China’s own tech leaders have been candid about their limitations. Executives at DeepSeek, one of the nation’s most promising AI ventures, have repeatedly lamented that their progress is hampered by a shortage of cutting-edge computing power. The new policy is poised to change that. As The New York Times reported, the H200 chip “gives the Chinese a chance to speed ahead in the neck-and-neck artificial intelligence race.”

What’s behind this sudden shift? The precise calculus remains murky. President Trump offered little in the way of a detailed rationale, sidestepping questions about the intense lobbying efforts by Nvidia’s Jensen Huang, who has become a frequent visitor to the White House. Nor did Trump address the role of his own artificial intelligence chief, David Sacks, who reportedly championed the argument for drawing China into the American tech ecosystem.

However, Trump did reveal one major condition of the deal: “25 percent of all the revenues from the sales would go to the United States.” This revenue-sharing arrangement, unprecedented in the history of American tech exports, adds a financial incentive to what is already a geopolitically charged decision. The administration’s hope, it seems, is to secure both economic and strategic benefits—ensuring that U.S. companies profit handsomely while maintaining some measure of control over China’s technological ascent.

Not everyone is convinced this is the right path. National security hawks, both inside and outside the administration, have warned that easing restrictions could undermine U.S. advantages in AI and other critical technologies. For decades, the argument has been that advanced chips are as much a national security asset as they are a commercial product. By loosening the reins, critics fear, the United States may be handing China the keys to the next era of technological competition.

Yet, proponents of the new policy counter that the old rules are increasingly unworkable in a hyper-connected world. As global supply chains grow ever more complex and China invests heavily in its own semiconductor industry, some experts argue that trying to wall off American technology is a losing battle. By making Chinese companies reliant on U.S. hardware and software, the United States could retain leverage, influence, and access to valuable revenue streams.

It’s a high-stakes gamble, to be sure. The H200 chip is not just another piece of silicon—it’s a gateway to the kind of computing power that underpins modern AI. According to Bloomberg, this decision “marks more than just a shift in US tech policy. It also raises questions about how far he’ll go to steady ties with Xi Jinping.” The move comes at a time when U.S.-China relations are fraught, with tensions running high over trade, security, and the future of global technology standards.

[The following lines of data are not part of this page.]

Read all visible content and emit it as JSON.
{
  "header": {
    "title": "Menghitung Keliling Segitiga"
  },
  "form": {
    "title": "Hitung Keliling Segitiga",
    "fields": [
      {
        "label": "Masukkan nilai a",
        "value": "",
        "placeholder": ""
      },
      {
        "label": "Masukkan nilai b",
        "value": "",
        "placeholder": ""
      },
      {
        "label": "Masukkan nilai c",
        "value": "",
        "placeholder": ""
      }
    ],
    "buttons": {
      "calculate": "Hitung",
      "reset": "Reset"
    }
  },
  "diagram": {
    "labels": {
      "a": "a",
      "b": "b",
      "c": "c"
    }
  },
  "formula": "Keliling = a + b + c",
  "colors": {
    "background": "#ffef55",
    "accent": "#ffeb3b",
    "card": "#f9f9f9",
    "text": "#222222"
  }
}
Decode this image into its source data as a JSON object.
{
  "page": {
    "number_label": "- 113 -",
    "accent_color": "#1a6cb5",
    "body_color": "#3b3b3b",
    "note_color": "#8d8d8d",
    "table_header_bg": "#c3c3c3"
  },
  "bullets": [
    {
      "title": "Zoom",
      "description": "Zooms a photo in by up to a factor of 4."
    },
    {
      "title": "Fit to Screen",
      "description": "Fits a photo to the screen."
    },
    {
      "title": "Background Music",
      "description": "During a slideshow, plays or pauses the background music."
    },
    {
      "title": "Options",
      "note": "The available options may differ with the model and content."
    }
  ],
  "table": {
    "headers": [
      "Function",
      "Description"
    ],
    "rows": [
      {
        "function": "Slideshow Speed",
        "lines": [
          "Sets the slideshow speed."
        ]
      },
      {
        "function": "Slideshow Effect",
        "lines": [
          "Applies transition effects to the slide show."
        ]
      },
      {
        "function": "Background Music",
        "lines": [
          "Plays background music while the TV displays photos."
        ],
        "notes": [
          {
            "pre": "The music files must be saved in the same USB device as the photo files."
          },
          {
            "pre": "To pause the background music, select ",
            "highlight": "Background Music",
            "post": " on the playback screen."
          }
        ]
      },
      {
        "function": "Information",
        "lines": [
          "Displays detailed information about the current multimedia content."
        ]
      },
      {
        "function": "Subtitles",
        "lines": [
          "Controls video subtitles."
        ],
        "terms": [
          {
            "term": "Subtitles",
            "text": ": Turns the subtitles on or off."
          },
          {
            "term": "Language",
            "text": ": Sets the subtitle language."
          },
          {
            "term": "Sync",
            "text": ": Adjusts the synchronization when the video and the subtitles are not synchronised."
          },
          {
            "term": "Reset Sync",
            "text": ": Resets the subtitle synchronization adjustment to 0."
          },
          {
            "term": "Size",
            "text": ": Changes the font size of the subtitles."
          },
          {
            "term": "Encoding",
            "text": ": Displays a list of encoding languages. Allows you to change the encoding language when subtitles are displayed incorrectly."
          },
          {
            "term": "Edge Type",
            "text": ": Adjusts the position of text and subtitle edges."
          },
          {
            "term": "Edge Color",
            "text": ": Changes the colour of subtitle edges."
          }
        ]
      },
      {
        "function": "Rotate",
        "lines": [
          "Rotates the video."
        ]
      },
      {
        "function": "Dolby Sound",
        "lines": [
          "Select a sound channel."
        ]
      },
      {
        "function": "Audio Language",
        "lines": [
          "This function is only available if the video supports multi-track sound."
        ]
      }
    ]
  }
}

For Nvidia, the outcome is a clear victory. The company, already riding a wave of historic growth, now stands to gain even more from access to the world’s second-largest economy. For Chinese tech firms, the floodgates of innovation may have just opened a little wider. And for the United States, the decision represents a bold—some would say risky—bet on the power of engagement over isolation.

As the dust settles, the world will be watching to see whether this new approach pays off. Will China’s dependence on American chips translate into lasting influence for the United States? Or will the move simply accelerate the rise of a formidable competitor? The answers may not come quickly, but one thing is clear: the era of blanket technology bans is over, and the race for artificial intelligence dominance just got a lot more interesting.